At present, few studies have combined the vision feature with RNA structural information and the sequence feature to build the multimodal model. Our DRFormer model integrates RNA sequence module and structural vision module in a multimodal way, bringing excellent performance and generalization potential to downstream RNA tasks. For example, it outperforms existing advanced technologies in RNA downstream tasks, such as RNA secondary structure prediction, protein–RNA interaction prediction, and RNA classification. At the same time, it also achieves satisfactory results in generalized DNA downstream experiments.

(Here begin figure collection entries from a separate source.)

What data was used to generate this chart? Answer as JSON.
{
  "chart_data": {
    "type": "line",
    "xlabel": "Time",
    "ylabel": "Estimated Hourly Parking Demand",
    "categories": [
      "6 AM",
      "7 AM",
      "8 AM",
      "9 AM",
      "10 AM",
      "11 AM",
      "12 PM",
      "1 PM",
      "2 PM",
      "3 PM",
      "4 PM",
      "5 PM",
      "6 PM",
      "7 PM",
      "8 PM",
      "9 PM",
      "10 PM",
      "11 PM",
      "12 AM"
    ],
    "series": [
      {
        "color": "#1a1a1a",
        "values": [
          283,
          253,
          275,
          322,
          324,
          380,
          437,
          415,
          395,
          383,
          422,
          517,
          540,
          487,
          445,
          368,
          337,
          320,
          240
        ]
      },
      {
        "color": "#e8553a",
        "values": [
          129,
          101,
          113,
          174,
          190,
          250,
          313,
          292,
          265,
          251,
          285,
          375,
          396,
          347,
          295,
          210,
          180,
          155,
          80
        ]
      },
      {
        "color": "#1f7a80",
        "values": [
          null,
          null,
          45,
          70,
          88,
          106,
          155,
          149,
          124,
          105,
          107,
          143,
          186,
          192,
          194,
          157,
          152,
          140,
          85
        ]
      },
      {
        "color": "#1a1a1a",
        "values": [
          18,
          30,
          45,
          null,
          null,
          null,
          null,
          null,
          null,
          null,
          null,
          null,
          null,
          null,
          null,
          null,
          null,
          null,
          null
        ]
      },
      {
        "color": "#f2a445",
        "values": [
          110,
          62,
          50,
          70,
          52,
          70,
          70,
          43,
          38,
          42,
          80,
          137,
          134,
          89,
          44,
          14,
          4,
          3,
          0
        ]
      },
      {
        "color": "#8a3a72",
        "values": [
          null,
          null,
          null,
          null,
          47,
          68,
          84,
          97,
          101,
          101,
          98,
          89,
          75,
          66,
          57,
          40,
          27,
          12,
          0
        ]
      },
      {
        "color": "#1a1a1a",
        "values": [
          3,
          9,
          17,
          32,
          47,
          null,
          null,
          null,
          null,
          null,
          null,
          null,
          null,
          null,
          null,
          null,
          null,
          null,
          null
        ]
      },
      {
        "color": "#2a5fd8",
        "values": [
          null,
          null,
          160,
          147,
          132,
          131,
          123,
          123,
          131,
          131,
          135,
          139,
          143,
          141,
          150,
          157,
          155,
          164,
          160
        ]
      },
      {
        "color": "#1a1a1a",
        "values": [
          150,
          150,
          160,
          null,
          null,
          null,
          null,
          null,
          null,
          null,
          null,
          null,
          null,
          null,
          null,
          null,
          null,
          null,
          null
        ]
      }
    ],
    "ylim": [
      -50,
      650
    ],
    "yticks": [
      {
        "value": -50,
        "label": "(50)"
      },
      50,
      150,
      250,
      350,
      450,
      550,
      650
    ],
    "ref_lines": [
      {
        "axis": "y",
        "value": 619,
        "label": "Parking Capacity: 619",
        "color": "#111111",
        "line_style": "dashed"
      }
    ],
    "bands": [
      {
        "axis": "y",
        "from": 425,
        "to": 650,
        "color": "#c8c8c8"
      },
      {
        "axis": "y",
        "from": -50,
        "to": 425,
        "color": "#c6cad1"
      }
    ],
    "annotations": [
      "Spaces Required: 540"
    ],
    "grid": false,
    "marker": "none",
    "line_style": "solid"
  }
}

Although the proposed DRFormer has achieved the satisfactory performance on various RNA downstream analyses, there are still some problems to be improved in future. For example, in RNA downstream tasks such as the sequence classification, protein–RNA interaction prediction, and RNA secondary structure prediction, the entire sequence can be input into our model and the prediction is slightly better than our current result. But the computational complexity of our model will significantly increase. Therefore, the sequence length is limited to 112, considering the great equipment and time requirement. How to combine the overlapping sequence windows and hierarchical strategies with our current model to improve the prediction performance will be our future work. In addition, when using the SWIN-RNA pre-trained model for calculation, this model can expand the scaling range through the Patch Embed (PE) layer, which can speed up the model training, but this would cause some kind of accuracy impact. At the same time, the structural features that we designed are implemented based on the standard pairing method [22], which may miss some pseudo-structures (the cross-pairing base pair information in the pseudoknot or the contribution of atypical pairing regions), thereby affecting the acquisition of structure and the performance of the model. In addition, we find that the longest possible secondary structure, sequence repeat structure, base missing structure, and spatial distance feature have been verified to be effective in RNA sequence analysis. How to expand these new structural and distance features and apply them to other sequence analyses will also be our future work.